I've been thinking about similar setups with lots of batteries as I have excess energy I can generate during the day and a lot of otherwise barely usable space in my attic. Fire hazard is my major concern. How do you make sure old (or even new) batteries don't do their usual thing, especially if they are in an environment with unstable temperatures and scarce monitoring?

Old laptop cells are going to need a lot more babysitting than a new LiFePO4 rackmount battery. Those generally do pretty well with the internal monitoring that they bring. Semiconductor fuse as overcurrent protection, passive balancing and monitoring of individual cell voltages seems to get you pretty far. Get your 48V or 51.2V battery in 5 kWh, 10 kWh or 15 kWh cell size from one of the Chinese outlets in dubious quality, or from real brand names like Pylontech. RS485 is usually present and there are kludgy home-assistant gateways, but they're not required for safety.

External monitoring is made by Victron, who initially did electrical solutions for boats. Their inverters are also very popular and pretty great.

Also, brick walls are kinda nice I have to admit, along with an exhaust for any fumes.

  • yep, I have brick walls downstairs where space is more scarce, the attic has lots of space but also lots of wood lying around.

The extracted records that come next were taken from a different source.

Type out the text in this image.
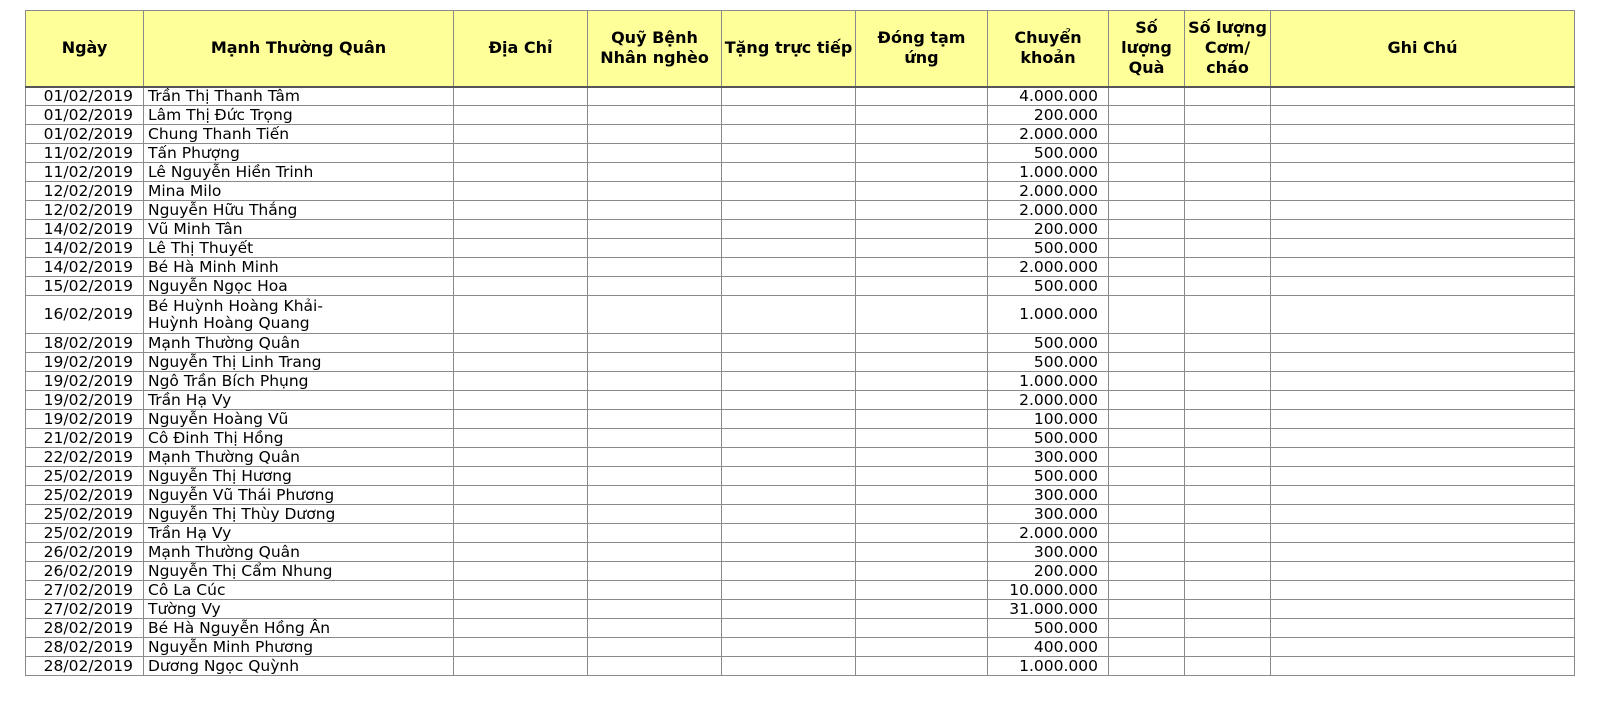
Ngày	Mạnh Thường Quân	Địa Chỉ	Quỹ Bệnh Nhân nghèo	Tặng trực tiếp	Đóng tạm ứng	Chuyển khoản	Số lượng Quà	Số lượng Cơm/ cháo	Ghi Chú
01/02/2019	Trần Thị Thanh Tâm					4.000.000			
01/02/2019	Lâm Thị Đức Trọng					200.000			
01/02/2019	Chung Thanh Tiến					2.000.000			
11/02/2019	Tấn Phượng					500.000			
11/02/2019	Lê Nguyễn Hiền Trinh					1.000.000			
12/02/2019	Mina Milo					2.000.000			
12/02/2019	Nguyễn Hữu Thắng					2.000.000			
14/02/2019	Vũ Minh Tân					200.000			
14/02/2019	Lê Thị Thuyết					500.000			
14/02/2019	Bé Hà Minh Minh					2.000.000			
15/02/2019	Nguyễn Ngọc Hoa					500.000			
16/02/2019	Bé Huỳnh Hoàng Khải-
Huỳnh Hoàng Quang					1.000.000			
18/02/2019	Mạnh Thường Quân					500.000			
19/02/2019	Nguyễn Thị Linh Trang					500.000			
19/02/2019	Ngô Trần Bích Phụng					1.000.000			
19/02/2019	Trần Hạ Vy					2.000.000			
19/02/2019	Nguyễn Hoàng Vũ					100.000			
21/02/2019	Cô Đinh Thị Hồng					500.000			
22/02/2019	Mạnh Thường Quân					300.000			
25/02/2019	Nguyễn Thị Hương					500.000			
25/02/2019	Nguyễn Vũ Thái Phương					300.000			
25/02/2019	Nguyễn Thị Thùy Dương					300.000			
25/02/2019	Trần Hạ Vy					2.000.000			
26/02/2019	Mạnh Thường Quân					300.000			
26/02/2019	Nguyễn Thị Cẩm Nhung					200.000			
27/02/2019	Cô La Cúc					10.000.000			
27/02/2019	Tường Vy					31.000.000			
28/02/2019	Bé Hà Nguyễn Hồng Ân					500.000			
28/02/2019	Nguyễn Minh Phương					400.000			
28/02/2019	Dương Ngọc Quỳnh					1.000.000			
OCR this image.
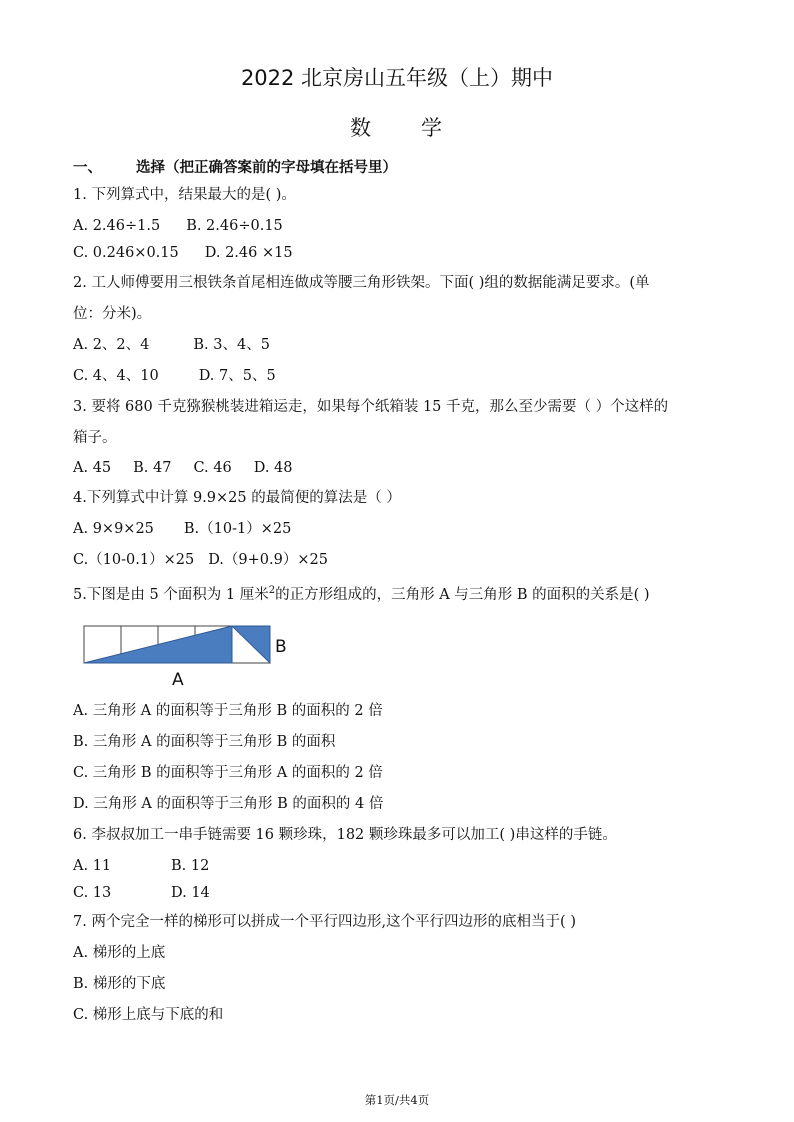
2022 北京房山五年级（上）期中
数 学
一、 选择（把正确答案前的字母填在括号里）
1. 下列算式中，结果最大的是( )。
A. 2.46÷1.5 B. 2.46÷0.15
C. 0.246×0.15 D. 2.46 ×15
2. 工人师傅要用三根铁条首尾相连做成等腰三角形铁架。下面( )组的数据能满足要求。(单
位：分米)。
A. 2、2、4	B. 3、4、5
C. 4、4、10	D. 7、5、5
3. 要将 680 千克猕猴桃装进箱运走，如果每个纸箱装 15 千克，那么至少需要（ ）个这样的
箱子。
A. 45 B. 47 C. 46 D. 48
4.下列算式中计算 9.9×25 的最简便的算法是（ ）
A. 9×9×25 B.（10-1）×25
C.（10-0.1）×25 D.（9+0.9）×25
5.下图是由 5 个面积为 1 厘米$^2$的正方形组成的，三角形 A 与三角形 B 的面积的关系是( )
B
A
A. 三角形 A 的面积等于三角形 B 的面积的 2 倍
B. 三角形 A 的面积等于三角形 B 的面积
C. 三角形 B 的面积等于三角形 A 的面积的 2 倍
D. 三角形 A 的面积等于三角形 B 的面积的 4 倍
6. 李叔叔加工一串手链需要 16 颗珍珠，182 颗珍珠最多可以加工( )串这样的手链。
A. 11	B. 12
C. 13	D. 14
7. 两个完全一样的梯形可以拼成一个平行四边形,这个平行四边形的底相当于( )
A. 梯形的上底
B. 梯形的下底
C. 梯形上底与下底的和
第1页/共4页
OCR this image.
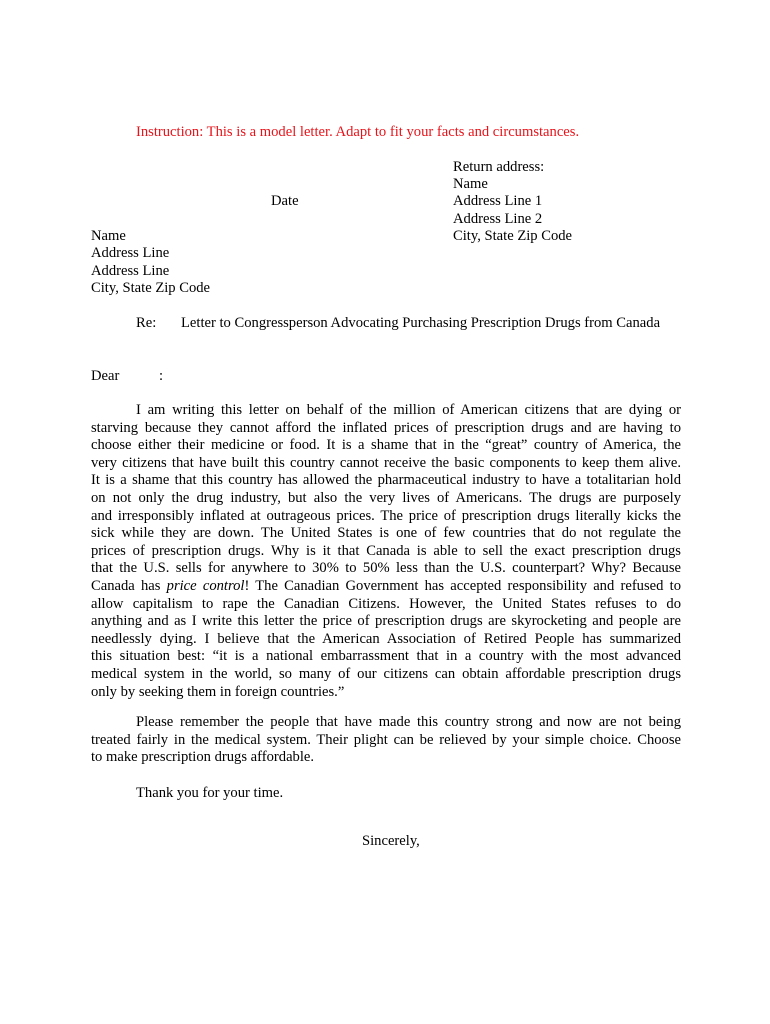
Instruction: This is a model letter. Adapt to fit your facts and circumstances.
Return address:
Name
Address Line 1
Address Line 2
City, State Zip Code
Date
Name
Address Line
Address Line
City, State Zip Code
Re: Letter to Congressperson Advocating Purchasing Prescription Drugs from Canada
Dear	:
I am writing this letter on behalf of the million of American citizens that are dying or
starving because they cannot afford the inflated prices of prescription drugs and are having to
choose either their medicine or food. It is a shame that in the “great” country of America, the
very citizens that have built this country cannot receive the basic components to keep them alive.
It is a shame that this country has allowed the pharmaceutical industry to have a totalitarian hold
on not only the drug industry, but also the very lives of Americans. The drugs are purposely
and irresponsibly inflated at outrageous prices. The price of prescription drugs literally kicks the
sick while they are down. The United States is one of few countries that do not regulate the
prices of prescription drugs. Why is it that Canada is able to sell the exact prescription drugs
that the U.S. sells for anywhere to 30% to 50% less than the U.S. counterpart? Why? Because
Canada has price control! The Canadian Government has accepted responsibility and refused to
allow capitalism to rape the Canadian Citizens. However, the United States refuses to do
anything and as I write this letter the price of prescription drugs are skyrocketing and people are
needlessly dying. I believe that the American Association of Retired People has summarized
this situation best: “it is a national embarrassment that in a country with the most advanced
medical system in the world, so many of our citizens can obtain affordable prescription drugs
only by seeking them in foreign countries.”
Please remember the people that have made this country strong and now are not being
treated fairly in the medical system. Their plight can be relieved by your simple choice. Choose
to make prescription drugs affordable.
Thank you for your time.
Sincerely,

    I guess another possibility is to have the battery pack outside, attached to the brick wall, and ideally away of direct sunlight... but then no wooden roofs. It looks like no DYI is really feasible except maybe a concrete bunker as others have suggested. And even then it's probably uninsurable which is considered a no-no where I live.

Major selling point for official solutions by companies.

Their solutions need to comply to safety standards.

This is my main problem with having a battery in the house. Once sodium based batteries and compatible inverters get on the market I might switch them out to lower the risk of catastrophic failure and losing the whole house.

> unstable temperatures and scarce monitoring

You've described the worst possible place to locate them.